Según Blyth, la austeridad como propuesta teórica va en contra de lo que Keynes llamó la “paradoja del ahorro”, es decir, está en conflicto con la proposición según la cual “si todos ahorran al mismo tiempo, no hay consumo que estimule la inversión”. . Ahora, dice, si todos son austeros al mismo tiempo, por falta de inversión, no habrá un aumento, sino una disminución del ahorro total. Ahora bien, tal “falacia de composición” no consiste en un mero problema teórico, sino que refleja una situación que puede darse en el capitalismo realmente existente. Y esta posibilidad, cuando sucede, surge de un colapso estructural del propio capitalismo. Pues, su posible coherencia sólo se da a través de una constante inconsistencia. Es bien sabido que este sistema evoluciona de manera turbulenta, a través de crisis recurrentes y grandes choques.

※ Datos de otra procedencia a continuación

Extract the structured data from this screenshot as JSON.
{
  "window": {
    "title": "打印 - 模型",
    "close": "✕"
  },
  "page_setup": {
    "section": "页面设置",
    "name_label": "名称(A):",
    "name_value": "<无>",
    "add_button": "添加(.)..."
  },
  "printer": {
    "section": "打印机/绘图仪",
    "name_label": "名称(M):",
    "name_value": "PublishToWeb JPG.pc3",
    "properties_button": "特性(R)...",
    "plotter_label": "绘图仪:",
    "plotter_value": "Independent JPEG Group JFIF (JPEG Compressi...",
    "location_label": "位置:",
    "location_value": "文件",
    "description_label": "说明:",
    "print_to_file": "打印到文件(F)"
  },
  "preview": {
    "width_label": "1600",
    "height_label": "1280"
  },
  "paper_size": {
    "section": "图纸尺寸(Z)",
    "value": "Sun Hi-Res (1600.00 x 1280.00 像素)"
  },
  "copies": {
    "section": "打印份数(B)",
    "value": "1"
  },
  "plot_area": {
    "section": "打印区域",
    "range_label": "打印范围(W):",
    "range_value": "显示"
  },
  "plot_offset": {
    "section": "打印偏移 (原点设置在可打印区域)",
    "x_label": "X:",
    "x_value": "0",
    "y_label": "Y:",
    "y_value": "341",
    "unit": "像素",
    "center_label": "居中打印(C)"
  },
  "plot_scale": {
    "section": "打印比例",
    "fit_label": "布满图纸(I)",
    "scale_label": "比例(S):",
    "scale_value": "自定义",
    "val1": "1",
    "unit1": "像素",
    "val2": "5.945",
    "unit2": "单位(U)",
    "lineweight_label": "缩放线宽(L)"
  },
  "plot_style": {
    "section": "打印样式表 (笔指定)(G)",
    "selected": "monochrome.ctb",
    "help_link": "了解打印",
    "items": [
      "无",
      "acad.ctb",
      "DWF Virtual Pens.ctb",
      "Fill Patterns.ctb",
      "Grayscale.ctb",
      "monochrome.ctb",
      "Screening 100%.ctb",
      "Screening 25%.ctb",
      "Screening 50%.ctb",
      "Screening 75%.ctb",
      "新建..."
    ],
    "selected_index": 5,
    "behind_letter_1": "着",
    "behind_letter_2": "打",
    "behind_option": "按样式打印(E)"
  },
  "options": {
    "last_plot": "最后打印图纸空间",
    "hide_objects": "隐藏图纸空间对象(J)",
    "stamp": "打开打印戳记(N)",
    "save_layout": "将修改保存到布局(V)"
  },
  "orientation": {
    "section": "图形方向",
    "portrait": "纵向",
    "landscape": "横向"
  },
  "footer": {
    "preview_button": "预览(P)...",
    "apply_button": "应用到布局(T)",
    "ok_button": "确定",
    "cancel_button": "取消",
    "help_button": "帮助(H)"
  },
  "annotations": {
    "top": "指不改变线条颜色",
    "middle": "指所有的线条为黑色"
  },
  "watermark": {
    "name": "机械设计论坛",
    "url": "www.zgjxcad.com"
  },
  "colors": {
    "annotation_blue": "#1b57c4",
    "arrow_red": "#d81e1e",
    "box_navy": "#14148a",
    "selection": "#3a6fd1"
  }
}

Para Blyth, sin embargo, la expansión del producto social no solo es posible, sino también un deber moral. Así, además de derribar sus pretensiones científicas, quiere oponer otra moral al carácter supuestamente ético de la política de austeridad. El libro fue escrito bajo el supuesto de que no solo debe haber crecimiento, sino que debe venir acompañado de un aumento en el bienestar de amplios sectores de la población: “el objetivo de este libro”, según él, “es (…) ) ayudar a asegurar que el futuro no pertenezca solo a unos pocos privilegiados”. Ahora bien, si este tipo de auge se dio en el breve período keynesiano, después de la Segunda Guerra Mundial y hasta casi fines de la década de 1970, no significa que la producción de bienestar sea una virtualidad intrínseca y siempre posible del capitalismo.

En cualquier caso, Blyth presenta bien en su libro las consecuencias sociales de la política de austeridad. En otras palabras, reduce la tasa de aumento en la producción de bienes y amplifica la mala distribución del ingreso. Así es como Rossi resume el argumento del libro en su prefacio: “Al generar recesión y desempleo, la austeridad reduce las presiones salariales y aumenta los márgenes de ganancia; (…) tiende a aumentar la desigualdad de ingresos. Los recortes de gastos y la reducción de las obligaciones sociales dan lugar a futuros recortes de impuestos por parte de las empresas y las élites económicas. Y, finalmente, la reducción en la cantidad y calidad de los servicios públicos aumenta la demanda de la población por servicios privados en sectores como la educación y la salud, lo que amplía los espacios de acumulación de ganancias por parte del gran capital”.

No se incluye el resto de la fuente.